MyFavouriteNumber: 1
SomeOtherNumbers:
	- 1
	- 2
	- 3

!if

Conditionally include portions of the document.

Expects to receive an array where the first element is a condition, the second is the value if the condition is true, and the third is the value if the condition is false (this one is optional).

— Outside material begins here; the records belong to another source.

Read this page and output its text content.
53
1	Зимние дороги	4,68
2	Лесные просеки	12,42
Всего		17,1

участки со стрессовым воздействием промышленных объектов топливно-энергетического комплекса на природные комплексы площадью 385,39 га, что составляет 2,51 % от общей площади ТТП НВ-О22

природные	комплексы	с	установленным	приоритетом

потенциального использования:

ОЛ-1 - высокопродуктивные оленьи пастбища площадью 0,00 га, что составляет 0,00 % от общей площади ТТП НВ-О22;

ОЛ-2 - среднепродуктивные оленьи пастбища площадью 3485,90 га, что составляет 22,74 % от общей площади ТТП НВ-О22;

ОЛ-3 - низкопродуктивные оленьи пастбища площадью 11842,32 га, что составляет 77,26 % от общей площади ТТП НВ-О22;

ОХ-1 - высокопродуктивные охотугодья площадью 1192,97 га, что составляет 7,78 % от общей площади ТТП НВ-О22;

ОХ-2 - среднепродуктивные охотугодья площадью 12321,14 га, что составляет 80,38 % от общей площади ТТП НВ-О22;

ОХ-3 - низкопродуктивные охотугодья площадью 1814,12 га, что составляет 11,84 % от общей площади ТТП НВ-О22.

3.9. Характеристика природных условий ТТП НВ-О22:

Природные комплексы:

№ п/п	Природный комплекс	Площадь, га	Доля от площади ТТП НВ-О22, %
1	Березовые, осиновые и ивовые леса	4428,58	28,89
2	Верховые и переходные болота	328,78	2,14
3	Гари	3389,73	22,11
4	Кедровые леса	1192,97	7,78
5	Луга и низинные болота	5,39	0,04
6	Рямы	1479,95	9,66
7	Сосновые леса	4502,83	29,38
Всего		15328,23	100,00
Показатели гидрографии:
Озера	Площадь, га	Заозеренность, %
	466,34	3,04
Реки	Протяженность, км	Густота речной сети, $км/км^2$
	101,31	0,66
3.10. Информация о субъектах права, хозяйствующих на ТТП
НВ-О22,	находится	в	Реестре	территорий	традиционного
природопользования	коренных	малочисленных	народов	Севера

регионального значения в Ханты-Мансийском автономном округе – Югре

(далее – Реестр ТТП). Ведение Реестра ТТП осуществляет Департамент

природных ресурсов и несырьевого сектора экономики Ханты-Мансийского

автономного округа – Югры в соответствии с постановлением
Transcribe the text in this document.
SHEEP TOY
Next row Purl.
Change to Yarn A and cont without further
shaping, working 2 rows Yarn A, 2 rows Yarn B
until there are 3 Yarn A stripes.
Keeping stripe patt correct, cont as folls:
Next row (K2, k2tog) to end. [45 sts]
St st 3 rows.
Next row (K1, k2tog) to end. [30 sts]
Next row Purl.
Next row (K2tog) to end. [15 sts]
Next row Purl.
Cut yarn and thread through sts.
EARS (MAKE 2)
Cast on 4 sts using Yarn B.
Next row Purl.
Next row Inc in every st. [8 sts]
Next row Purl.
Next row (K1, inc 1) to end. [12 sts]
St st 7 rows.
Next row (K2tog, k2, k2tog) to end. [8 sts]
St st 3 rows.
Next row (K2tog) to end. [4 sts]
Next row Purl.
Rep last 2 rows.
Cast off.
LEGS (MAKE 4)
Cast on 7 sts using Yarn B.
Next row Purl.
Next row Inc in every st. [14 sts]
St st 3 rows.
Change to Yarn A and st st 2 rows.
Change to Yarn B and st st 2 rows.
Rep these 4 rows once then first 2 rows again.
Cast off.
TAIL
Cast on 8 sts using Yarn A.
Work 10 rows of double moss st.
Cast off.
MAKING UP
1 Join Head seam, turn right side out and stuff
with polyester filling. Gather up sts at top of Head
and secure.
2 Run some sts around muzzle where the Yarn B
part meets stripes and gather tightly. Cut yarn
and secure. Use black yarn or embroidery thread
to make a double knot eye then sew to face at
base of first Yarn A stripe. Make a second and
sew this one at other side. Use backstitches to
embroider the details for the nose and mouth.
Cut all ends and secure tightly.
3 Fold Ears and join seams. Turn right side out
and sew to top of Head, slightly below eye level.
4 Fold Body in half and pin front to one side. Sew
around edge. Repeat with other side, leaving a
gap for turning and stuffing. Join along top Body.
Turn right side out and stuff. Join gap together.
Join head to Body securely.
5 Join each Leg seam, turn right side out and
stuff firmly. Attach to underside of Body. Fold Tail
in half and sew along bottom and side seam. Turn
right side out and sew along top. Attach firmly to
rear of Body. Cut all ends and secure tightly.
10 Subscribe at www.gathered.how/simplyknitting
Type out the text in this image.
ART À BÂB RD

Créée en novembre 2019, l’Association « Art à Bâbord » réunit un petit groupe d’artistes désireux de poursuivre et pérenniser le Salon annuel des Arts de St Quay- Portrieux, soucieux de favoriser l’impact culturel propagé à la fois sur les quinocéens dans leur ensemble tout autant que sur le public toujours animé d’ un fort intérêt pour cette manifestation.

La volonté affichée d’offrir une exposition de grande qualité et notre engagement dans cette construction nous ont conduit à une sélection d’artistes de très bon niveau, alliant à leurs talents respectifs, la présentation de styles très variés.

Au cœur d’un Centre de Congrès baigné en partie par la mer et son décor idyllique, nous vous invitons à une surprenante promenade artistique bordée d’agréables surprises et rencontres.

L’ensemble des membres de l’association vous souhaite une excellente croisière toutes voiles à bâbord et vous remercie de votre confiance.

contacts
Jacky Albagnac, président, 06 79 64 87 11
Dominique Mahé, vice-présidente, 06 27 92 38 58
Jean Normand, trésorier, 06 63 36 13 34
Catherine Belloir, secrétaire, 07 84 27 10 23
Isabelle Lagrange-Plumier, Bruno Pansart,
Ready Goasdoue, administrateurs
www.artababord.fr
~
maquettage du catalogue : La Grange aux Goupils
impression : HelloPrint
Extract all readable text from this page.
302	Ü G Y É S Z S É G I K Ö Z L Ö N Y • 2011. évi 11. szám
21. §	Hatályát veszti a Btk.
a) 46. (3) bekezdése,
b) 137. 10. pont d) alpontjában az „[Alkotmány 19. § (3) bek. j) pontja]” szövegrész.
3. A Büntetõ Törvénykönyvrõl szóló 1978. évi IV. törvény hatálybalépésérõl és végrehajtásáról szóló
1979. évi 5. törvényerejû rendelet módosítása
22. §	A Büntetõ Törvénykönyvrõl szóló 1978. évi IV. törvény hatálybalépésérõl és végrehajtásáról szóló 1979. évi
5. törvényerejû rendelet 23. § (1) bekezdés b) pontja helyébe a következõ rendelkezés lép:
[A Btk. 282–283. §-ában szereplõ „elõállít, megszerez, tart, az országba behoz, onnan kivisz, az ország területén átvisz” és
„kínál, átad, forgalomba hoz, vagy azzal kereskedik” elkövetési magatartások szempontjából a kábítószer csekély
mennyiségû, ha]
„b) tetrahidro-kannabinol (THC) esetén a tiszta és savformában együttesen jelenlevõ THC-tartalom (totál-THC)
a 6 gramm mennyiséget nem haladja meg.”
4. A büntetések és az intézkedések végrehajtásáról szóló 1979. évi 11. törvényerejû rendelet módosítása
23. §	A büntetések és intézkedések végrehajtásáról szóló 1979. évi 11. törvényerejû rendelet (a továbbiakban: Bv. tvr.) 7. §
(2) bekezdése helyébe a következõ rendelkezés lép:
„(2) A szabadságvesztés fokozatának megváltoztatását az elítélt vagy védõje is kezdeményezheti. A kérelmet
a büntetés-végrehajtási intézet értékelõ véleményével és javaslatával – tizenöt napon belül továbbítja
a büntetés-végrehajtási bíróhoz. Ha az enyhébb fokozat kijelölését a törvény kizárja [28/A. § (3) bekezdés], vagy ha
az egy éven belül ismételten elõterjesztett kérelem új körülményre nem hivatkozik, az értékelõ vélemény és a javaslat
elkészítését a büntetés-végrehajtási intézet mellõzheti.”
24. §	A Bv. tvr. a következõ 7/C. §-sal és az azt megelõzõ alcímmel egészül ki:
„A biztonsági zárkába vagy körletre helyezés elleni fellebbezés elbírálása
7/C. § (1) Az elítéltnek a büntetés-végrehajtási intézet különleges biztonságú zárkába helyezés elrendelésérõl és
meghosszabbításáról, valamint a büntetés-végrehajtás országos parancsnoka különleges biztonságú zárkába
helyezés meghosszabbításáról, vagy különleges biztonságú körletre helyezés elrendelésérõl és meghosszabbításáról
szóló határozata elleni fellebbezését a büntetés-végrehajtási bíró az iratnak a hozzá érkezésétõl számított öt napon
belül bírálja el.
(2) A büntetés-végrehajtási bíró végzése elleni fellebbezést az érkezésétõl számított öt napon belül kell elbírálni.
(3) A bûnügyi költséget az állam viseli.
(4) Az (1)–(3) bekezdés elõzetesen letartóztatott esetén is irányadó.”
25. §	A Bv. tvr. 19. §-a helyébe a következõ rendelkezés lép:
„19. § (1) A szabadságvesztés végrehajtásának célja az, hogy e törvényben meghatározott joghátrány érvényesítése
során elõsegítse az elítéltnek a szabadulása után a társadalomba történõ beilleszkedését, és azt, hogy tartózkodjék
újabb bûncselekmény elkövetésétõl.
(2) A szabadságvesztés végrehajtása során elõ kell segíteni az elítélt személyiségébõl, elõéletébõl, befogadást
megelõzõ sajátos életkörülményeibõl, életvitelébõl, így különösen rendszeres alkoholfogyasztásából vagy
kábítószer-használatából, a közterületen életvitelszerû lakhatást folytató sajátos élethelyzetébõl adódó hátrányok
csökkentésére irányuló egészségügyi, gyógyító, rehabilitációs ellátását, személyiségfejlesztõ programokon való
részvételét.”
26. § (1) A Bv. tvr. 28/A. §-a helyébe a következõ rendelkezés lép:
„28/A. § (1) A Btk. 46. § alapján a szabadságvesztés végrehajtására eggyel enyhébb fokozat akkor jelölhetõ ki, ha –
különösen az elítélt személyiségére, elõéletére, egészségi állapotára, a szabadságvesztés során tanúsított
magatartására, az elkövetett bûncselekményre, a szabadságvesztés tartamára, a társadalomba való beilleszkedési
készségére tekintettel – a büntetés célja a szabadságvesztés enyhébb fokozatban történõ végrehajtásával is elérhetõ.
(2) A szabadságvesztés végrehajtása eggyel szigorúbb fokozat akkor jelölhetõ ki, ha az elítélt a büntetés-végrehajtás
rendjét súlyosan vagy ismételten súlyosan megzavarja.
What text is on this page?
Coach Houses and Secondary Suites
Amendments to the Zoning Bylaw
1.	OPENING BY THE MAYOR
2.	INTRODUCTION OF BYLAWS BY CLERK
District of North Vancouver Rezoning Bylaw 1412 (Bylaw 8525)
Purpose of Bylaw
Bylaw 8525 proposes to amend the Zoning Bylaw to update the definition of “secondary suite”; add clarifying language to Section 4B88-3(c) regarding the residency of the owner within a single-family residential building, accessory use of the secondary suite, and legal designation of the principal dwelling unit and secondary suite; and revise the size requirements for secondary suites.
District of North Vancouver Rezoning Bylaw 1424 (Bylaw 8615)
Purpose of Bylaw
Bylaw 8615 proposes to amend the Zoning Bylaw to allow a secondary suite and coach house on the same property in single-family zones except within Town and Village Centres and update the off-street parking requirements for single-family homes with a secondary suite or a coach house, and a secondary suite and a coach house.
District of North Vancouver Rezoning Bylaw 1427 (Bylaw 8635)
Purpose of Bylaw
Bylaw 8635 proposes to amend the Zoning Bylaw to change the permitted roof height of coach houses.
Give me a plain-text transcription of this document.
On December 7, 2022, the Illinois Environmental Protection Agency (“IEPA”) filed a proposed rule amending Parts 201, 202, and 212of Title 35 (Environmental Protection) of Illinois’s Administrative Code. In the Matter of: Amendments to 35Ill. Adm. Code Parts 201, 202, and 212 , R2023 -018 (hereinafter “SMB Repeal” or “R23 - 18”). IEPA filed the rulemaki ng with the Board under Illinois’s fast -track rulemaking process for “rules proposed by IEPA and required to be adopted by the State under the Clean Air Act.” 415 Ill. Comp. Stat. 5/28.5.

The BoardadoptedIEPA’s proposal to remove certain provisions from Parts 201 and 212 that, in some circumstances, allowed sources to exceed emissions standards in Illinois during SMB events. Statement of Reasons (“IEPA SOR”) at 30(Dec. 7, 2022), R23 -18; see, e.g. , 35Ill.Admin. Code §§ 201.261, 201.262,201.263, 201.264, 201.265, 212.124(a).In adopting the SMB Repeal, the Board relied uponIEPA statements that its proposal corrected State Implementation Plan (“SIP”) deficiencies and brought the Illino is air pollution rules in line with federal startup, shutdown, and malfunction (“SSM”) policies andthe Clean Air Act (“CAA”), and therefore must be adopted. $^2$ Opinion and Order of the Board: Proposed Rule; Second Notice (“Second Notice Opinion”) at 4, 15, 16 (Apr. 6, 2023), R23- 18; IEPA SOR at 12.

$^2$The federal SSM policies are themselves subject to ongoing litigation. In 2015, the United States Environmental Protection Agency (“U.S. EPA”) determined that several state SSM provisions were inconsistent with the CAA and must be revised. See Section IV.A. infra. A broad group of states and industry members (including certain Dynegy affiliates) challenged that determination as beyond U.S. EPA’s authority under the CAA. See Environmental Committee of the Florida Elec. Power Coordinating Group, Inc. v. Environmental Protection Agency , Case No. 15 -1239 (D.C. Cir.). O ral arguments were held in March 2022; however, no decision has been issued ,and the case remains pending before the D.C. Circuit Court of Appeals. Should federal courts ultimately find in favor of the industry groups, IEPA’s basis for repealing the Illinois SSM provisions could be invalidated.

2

Expressions use postfix notation because this is a play project right now and it's both fun and easy to implement and my HP calculator demanded it. Bright side, you never have to worry about operator precedence!

Example:

cnfpp:
	variables:
		LoadBalancerType: internal

Resources:
	MyLoadBalancer:
		Subnet: !if
			- LoadBalancerType "internal" eq
			- subnet-1234
			- subnet-6789

The true/false values can include maps/arrays/any other valid YAML.

Expressions

Expressions are composed of space separated values and operators. Value components are:

  • Numeric Literals: Any integer or float value.
  • String Literals: Any value enclosed in double quotes ("). A backslash can be used to quote/escape literal quotes within the string.
  • Variables: Any non-quoted string consisting of letters and numbers (no leading digit) is interpreted as a reference to one of the variables.
  • Operator: Currently supported comparison/logical operators are:
    • eq: equal
    • neq: not equal
    • gt: greater than
    • gte: greater than or equal
    • lt: less than
    • lte: less than or equal
    • and: boolean and
    • or: boolean or

Usage

Running

  • Install dependencies with composer install
  • Execute cfnpp with PHP 8, it will either complain about any missing PHP extensions or present a list of commands.
  • Run ./cfnpp <infile.yaml> <outfile.yaml>

Building

Note: Building is not required to run.

  • Install dependencies with composer install
  • Run ./cfnpp app:build; outputs phar at builds/

TODO

  • Provision rendered templates directly to CloudFormation
  • Add flow control: !if, !foreach, etc
  • Some sort of macro system would be good.